My daughters are aged eight and 10. The younger one lacks confidence and finds it difficult to make friends. She’s happy to play with her sister but gets upset whenever she leaves to go on playdates or sleepovers. I’ve tried to reassure her she will have her own friends in time, but she doesn’t believe me. I’m also worried that my eldest daughter feels obliged to play with her lonely sister. I’m not sure which way to turn.

Typically we get questions about sibling rivalry but yours raises a different kind of sibling dynamic that can emerge in childhood — that of sibling co-dependency or, in your case, dependency as it appears to be one-sided. This is a term used to describe one or both siblings excessively relying on the other for emotional support.

Your children are developmentally within reach of each other so the fact that they feel connected and get along is generally a positive. However, what you are starting to see is your older daughter slowly beginning to pull away from her sibling and lean into her own peer relationships. This is exactly what we expect to see starting to happen at her age.
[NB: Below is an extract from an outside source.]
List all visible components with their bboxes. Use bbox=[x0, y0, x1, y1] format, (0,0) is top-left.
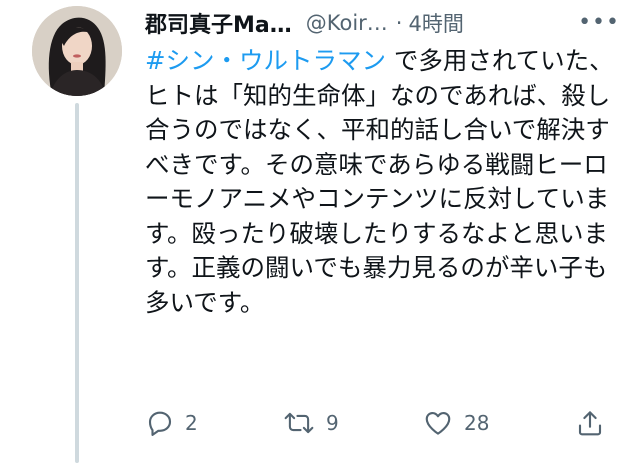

It is not a rejection, but her sensitive and more dependent sister may experience it as a rejection.

When your eldest daughter next has plans with her friends, you could ask your younger daughter to invite a friend over and if she cannot do that, suggest you contact a child you know she gets on well with to come over so that you initiate the social engagement for her. When the child comes over, support the playdate and encourage your daughter to connect more with her own friends.

 Joanna Fortune. Picture: Moya Nolan
Joanna Fortune. Picture: Moya Nolan

Here are some ideas to structure the playdate:

Time it: Ensure the playdate is no longer than 90 minutes. It can be helpful to offer to drop the visiting child home to ensure it isn’t too long for your daughter. It is best that the playdate ends with them wanting more time rather than it being too long and one or both have lost interest.

Bookend it: Think of an activity you can use to get them started and that also brings up the energy and connection again at the end. It can be nice to start with them making buns with you in the kitchen. Once they are in the oven, the girls can play. When you notice things fizzling or it is close to the end of the time, bring them back to the kitchen and have icing bowls and sprinkles laid out so that they can decorate the buns. The visiting child then gets to take some home with them when they go home.

Plan and reflect: Talk with your daughter about what she likes to play and what she thinks or has seen the other child like to play. Support her in planning to introduce some of her own preferred play and include an activity or game/toy she knows her friend will also enjoy. Afterwards, ask your daughter what she thinks went really well and what she would change about the playdate for the next time.

Your letter implies your younger girl doesn’t have many friends of her own yet and depends more upon her sister for connection and play. Have you spoken with her school to see if she plays with children in class?

It might be worth finding an activity she does without her sister to give her a chance to connect with children with whom she has a shared interest.